In our trials, we have found that HPS (versus MH), when used for an entire crop cycle, measurably out-performed MH. We have also found that HPS gives a marginally better yield when used for the bloom phase. In contrast, the MH performs slightly better during the growth phase. For best results use an MH for growth and an HPS for the flower phase.
LED stands for Light Emitting Diode. A diode is an electrical device or component with two electrodes through which electricity flows. Diodes are generally made from semiconductive materials such as silicon or selenium. When current passes through the semiconductor material the device emits visible light.
We have performed comparison tests using an ARCEYE LED 450w board vs a 600w/400V top of the range digital ballast. The 600w digital ballast produced an average of 0.5 grams per watt vs the ARCEYE 450W which smashed it out of the ballpark at a whopping 1.5 grams per watt! See Switching from HID to LED and LED vs HID to learn more.
LEDs have an extremely long lifespan relative to other lighting technology (including HID). New LEDs can last 100,000 hours or more. The typical lifespan for an HID bulb, by comparison, is 10-25% as long at best (10,000 – 25,000 hours).
LEDs are extremely energy efficient relative to other lighting technology. There are several reasons for this; they waste very little energy in the form of infrared radiation, they emit light directionally and they do not require additional voltage as they age.
LED technology has progressed significantly in the last few years. The new generation of LED panels blow every other lighting system out of the water! LEDs put off less heat, use less power, are smaller and more durable and they last longer than other forms of lighting. LEDs also offer a full spectrum of light, and some models even allow spectrum variability.
We highly recommend LEDs but suggest you exercise caution when purchasing. Avoid any purple coloured lights (Blurple) as they do not perform well at all! When purchasing LEDs we recommend panels with Samsung LM301H (or 301B) chips and a MeanWell Driver.
For best results, change your globes every 3000 hours. We have calculated a 10% loss between 3000-4000 hours and a 25% loss beyond 4000 hours. A light meter is a useful tool for measuring the loss of your globes. We recommend changing globes every second crop.
Reflective materials are not necessary. However, reflective materials on the walls reflect light, increasing growth and yield. Lighting your room will be more efficient with reflective walls. Check out our selection of reflective films.

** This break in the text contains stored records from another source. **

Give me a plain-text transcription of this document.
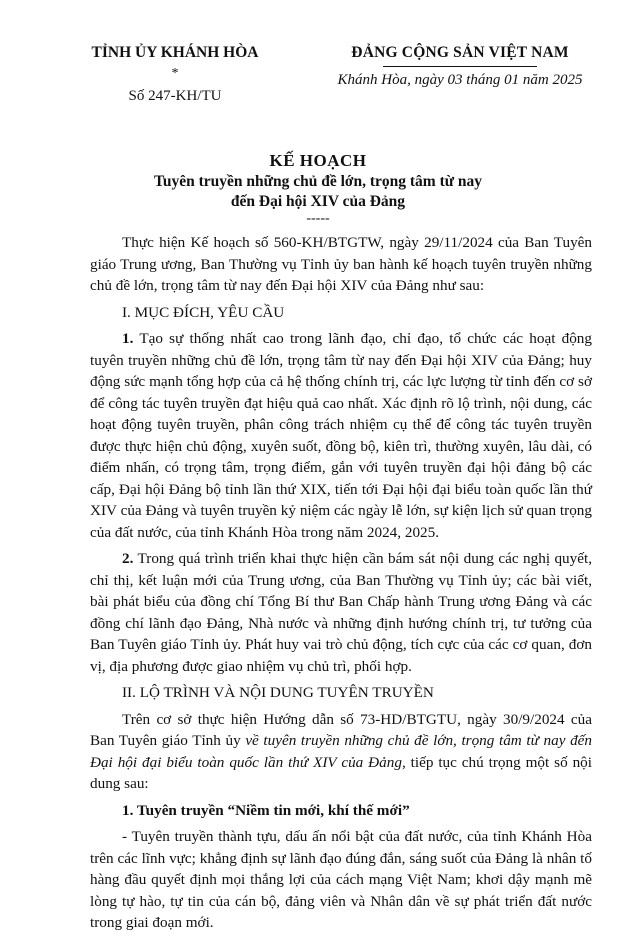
TỈNH ỦY KHÁNH HÒA
*
Số 247-KH/TU
ĐẢNG CỘNG SẢN VIỆT NAM
Khánh Hòa, ngày 03 tháng 01 năm 2025
KẾ HOẠCH
Tuyên truyền những chủ đề lớn, trọng tâm từ nay
đến Đại hội XIV của Đảng
-----

Thực hiện Kế hoạch số 560-KH/BTGTW, ngày 29/11/2024 của Ban Tuyên giáo Trung ương, Ban Thường vụ Tỉnh ủy ban hành kế hoạch tuyên truyền những chủ đề lớn, trọng tâm từ nay đến Đại hội XIV của Đảng như sau:

I. MỤC ĐÍCH, YÊU CẦU

1. Tạo sự thống nhất cao trong lãnh đạo, chỉ đạo, tổ chức các hoạt động tuyên truyền những chủ đề lớn, trọng tâm từ nay đến Đại hội XIV của Đảng; huy động sức mạnh tổng hợp của cả hệ thống chính trị, các lực lượng từ tỉnh đến cơ sở để công tác tuyên truyền đạt hiệu quả cao nhất. Xác định rõ lộ trình, nội dung, các hoạt động tuyên truyền, phân công trách nhiệm cụ thể để công tác tuyên truyền được thực hiện chủ động, xuyên suốt, đồng bộ, kiên trì, thường xuyên, lâu dài, có điểm nhấn, có trọng tâm, trọng điểm, gắn với tuyên truyền đại hội đảng bộ các cấp, Đại hội Đảng bộ tỉnh lần thứ XIX, tiến tới Đại hội đại biểu toàn quốc lần thứ XIV của Đảng và tuyên truyền kỷ niệm các ngày lễ lớn, sự kiện lịch sử quan trọng của đất nước, của tỉnh Khánh Hòa trong năm 2024, 2025.

2. Trong quá trình triển khai thực hiện cần bám sát nội dung các nghị quyết, chỉ thị, kết luận mới của Trung ương, của Ban Thường vụ Tỉnh ủy; các bài viết, bài phát biểu của đồng chí Tổng Bí thư Ban Chấp hành Trung ương Đảng và các đồng chí lãnh đạo Đảng, Nhà nước và những định hướng chính trị, tư tưởng của Ban Tuyên giáo Tỉnh ủy. Phát huy vai trò chủ động, tích cực của các cơ quan, đơn vị, địa phương được giao nhiệm vụ chủ trì, phối hợp.

II. LỘ TRÌNH VÀ NỘI DUNG TUYÊN TRUYỀN

Trên cơ sở thực hiện Hướng dẫn số 73-HD/BTGTU, ngày 30/9/2024 của Ban Tuyên giáo Tỉnh ủy về tuyên truyền những chủ đề lớn, trọng tâm từ nay đến Đại hội đại biểu toàn quốc lần thứ XIV của Đảng, tiếp tục chú trọng một số nội dung sau:

1. Tuyên truyền “Niềm tin mới, khí thế mới”

- Tuyên truyền thành tựu, dấu ấn nổi bật của đất nước, của tỉnh Khánh Hòa trên các lĩnh vực; khẳng định sự lãnh đạo đúng đắn, sáng suốt của Đảng là nhân tố hàng đầu quyết định mọi thắng lợi của cách mạng Việt Nam; khơi dậy mạnh mẽ lòng tự hào, tự tin của cán bộ, đảng viên và Nhân dân về sự phát triển đất nước trong giai đoạn mới.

Light spectrums that encourage terpene production are those that fall within the blue and red ranges of the visible spectrum. Blue light with a wavelength of around 400-500 nm and red light with a wavelength of around 600-700 nm are known to promote terpene production. In addition to the visible spectrum, ultraviolet (UV) light has also been shown to promote terpene production. Different strains may respond differently to light spectrums, so it’s important to experiment with different spectrums to find the one that works best for your specific strain.